Coir pith is a soil conditioner and not a fertiliser. Anil said it is the by-product after coir is made. “And to make it a soil conditioner, the natural chemical in the coconut husk called ‘lignin’ has to be removed. The uniqueness of this is it absorbs water and if this is used especially in water scarce areas, one needs to water the plant once in two days.”
The product is not expensive and is liked especially in European countries where ‘peat mose’, which was commonly used as a soil conditioner, has now been banned.
One kilogram of coir pith costs just Rs.4.25 in the market.
The MiddleEast is the biggest market for Coco lawn because it is a readymade natural lawn and is made of coir pith, coir geotextiles, sand and carpet grass.
“This can be laid quickly and it can be rolled out as it comes like a carpet. Today the market price is Rs.460 per square metre,” said Anil.
Another product, which would be on display is the acoustic barrier, made out of processed coir, used in interior decoration.

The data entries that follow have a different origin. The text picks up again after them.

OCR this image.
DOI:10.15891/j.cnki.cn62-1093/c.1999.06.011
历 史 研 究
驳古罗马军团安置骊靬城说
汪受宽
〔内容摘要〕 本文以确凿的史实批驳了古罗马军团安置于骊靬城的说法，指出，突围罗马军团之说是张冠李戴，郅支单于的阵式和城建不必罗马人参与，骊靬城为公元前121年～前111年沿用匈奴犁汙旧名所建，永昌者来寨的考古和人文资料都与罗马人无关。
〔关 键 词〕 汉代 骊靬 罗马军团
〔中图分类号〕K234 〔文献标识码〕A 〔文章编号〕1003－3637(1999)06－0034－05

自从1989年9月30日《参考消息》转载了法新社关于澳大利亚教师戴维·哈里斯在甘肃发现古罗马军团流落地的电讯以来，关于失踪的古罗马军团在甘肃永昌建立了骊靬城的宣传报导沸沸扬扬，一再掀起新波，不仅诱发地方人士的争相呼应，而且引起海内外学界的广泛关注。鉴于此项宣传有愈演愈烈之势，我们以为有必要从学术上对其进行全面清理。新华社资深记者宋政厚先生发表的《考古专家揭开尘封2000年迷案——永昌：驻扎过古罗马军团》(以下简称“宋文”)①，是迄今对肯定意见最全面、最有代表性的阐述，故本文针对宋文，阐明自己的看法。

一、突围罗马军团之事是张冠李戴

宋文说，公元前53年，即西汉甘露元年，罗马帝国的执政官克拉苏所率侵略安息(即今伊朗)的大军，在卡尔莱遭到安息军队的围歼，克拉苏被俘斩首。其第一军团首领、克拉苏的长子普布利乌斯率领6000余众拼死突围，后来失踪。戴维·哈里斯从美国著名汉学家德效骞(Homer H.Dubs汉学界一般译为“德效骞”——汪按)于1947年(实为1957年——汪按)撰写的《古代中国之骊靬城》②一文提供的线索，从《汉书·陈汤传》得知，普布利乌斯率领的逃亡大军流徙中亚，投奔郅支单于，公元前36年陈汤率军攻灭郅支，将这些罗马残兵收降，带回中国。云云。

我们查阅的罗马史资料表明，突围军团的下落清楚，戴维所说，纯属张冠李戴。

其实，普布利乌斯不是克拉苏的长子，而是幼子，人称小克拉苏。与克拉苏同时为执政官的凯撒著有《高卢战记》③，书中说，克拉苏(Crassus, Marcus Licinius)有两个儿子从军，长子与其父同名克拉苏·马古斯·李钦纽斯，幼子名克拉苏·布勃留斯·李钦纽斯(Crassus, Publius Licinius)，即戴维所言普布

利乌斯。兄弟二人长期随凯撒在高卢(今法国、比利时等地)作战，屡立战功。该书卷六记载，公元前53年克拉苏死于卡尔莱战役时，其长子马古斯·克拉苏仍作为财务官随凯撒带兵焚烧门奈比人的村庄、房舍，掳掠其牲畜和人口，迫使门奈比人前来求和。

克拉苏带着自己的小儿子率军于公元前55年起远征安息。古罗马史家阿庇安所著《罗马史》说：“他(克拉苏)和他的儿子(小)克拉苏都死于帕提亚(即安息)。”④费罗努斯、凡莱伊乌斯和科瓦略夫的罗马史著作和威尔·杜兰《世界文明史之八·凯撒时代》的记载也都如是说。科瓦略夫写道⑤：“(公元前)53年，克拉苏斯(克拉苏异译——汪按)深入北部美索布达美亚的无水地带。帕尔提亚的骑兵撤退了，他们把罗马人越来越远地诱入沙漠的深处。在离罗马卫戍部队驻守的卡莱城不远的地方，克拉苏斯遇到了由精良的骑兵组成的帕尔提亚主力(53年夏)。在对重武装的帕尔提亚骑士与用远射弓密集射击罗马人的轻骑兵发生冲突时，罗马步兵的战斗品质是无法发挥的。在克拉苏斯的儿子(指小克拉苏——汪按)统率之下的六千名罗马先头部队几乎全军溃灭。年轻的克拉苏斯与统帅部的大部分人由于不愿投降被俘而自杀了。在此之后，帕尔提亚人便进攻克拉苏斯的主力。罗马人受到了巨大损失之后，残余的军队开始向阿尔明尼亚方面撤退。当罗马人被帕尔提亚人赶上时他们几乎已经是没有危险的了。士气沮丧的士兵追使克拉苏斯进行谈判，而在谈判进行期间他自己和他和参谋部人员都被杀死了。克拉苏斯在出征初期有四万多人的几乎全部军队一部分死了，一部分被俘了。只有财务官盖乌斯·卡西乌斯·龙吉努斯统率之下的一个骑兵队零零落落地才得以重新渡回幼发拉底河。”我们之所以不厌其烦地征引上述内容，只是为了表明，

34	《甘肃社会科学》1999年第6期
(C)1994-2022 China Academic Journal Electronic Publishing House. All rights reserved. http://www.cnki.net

Its cost ranges from Rs.120 to Rs.460 per square metre.
The organised coir industry in Kerala dates back to mid-19th century when an Irishman, James Darragh, set up the country’s first coir factory at Alappuzha. Today, coir and coir products of Kerala are said to be the finest in the world.
Said state Minister for Coir Adoor Prakash: “This time our main focus is on marketing. Through this event we expect to achieve Rs.1,000 crore in exports besides Rs.2,000 crore in the domestic market by the end of this fiscal.”
He said buyers from African countries like Tanzania and Zambia had shown interest in coir products.
Rani George, special secretary in the Department of Coir, said the fair will have 220 stalls displaying various products.